Enhancing Self-Awareness in Medical Students: An Overview of Teaching Approaches by Benbassat & Baumal provides an excellent review of several studies published at a variety of medical schools that have attempted to address this in their curriculum. Of note, Henderson & Johnson discuss a course in Cambridge that has been developed that consists of 16 full or half-day workshops where small groups meet to have an encounter that is designed to foster self-reflection and personal development and then must subsequently write a reflective evaluation of the session via e-mail to their preceptor. While many of these studies are very interesting, Benbassat & Baumal highlight the lack of depth and controlled studies in this field, cite many of the challenges or potential pitfalls of these approaches, and conclude that: “before we recommend the use of direct small-group programs for enhancing self-awareness, medical educators must be more certain than they are today that the benefit of such programs exceeds their cost.”

At our own school, we have the Portfolio course which has us meet in facilitated small groups to discuss and reflect on experiences we have had throughout clerkship and to subsequently submit a written reflection. While I have found this course valuable as an opportunity to see friends and discuss challenging experiences, I have often found it limiting as it requires you to select and write about stories centered each time on a particular CanMEDs role. The reflections I have created were useful when it came time for my CaRMS interviews, but in retrospect, I think there is the potential for so much more in these small groups.

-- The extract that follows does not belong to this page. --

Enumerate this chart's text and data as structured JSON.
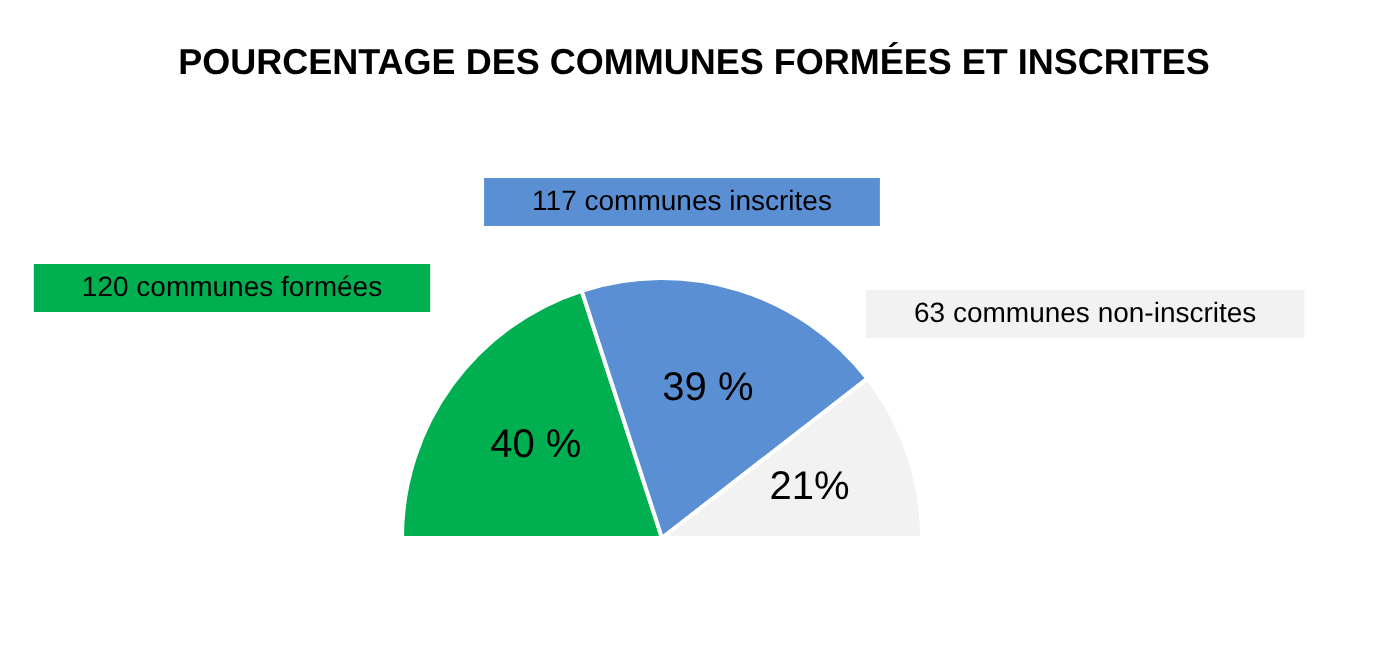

Imagine the opportunity for discussing specific lived experiences: As an example, we have the chance in second year to practice a palliative care end-of-life discussion in an ASCM group. While useful practice, there is so much more that could be gleaned from that discussion beyond the practical skills. A portfolio group meeting immediately after a workshop surrounding end of life care could allow individuals to explore their feelings surrounding death, what it brings up in terms of their own emotional responses, what they believe, their own particular religious beliefs and how that might affect how they respond to other individuals’ beliefs prior to death… the list goes on. I regret not having had that opportunity to explore my feelings and emotions with my colleagues in situations such as these and to have helped others to develop to become better physicians.

Noon rounds today were particularly inspirational, focusing on the art of Narrative Medicine. I was reminded again of Dr HPK and the story I told in my previous post about how being there to listen to patients’ stories and bear witness can be equally as or more effective than a physical treatment. Dr Abdullah used the term ‘refractive listening’ in describing one of her narrative exercises. It particularly captured the idea that a story is changed by being told and by being heard. By listening and absorbing and responding to the story, not only are we reflecting it back towards others but we are in fact refracting the story, or changing it into something more, and giving it deeper meaning.

As physicians we are incredibly privileged to encounter so many individuals in our lives with amazing stories, just waiting to be told, heard, and given deeper meaning. We all know how to listen, but for a patient to be truly heard and for us to feel fulfilled, we must cultivate our empathy, our self-awareness, and a deeply critical consciousness. We are truly doing our future patients a disservice by not incorporating formal teaching in these areas to our current standards of medical education.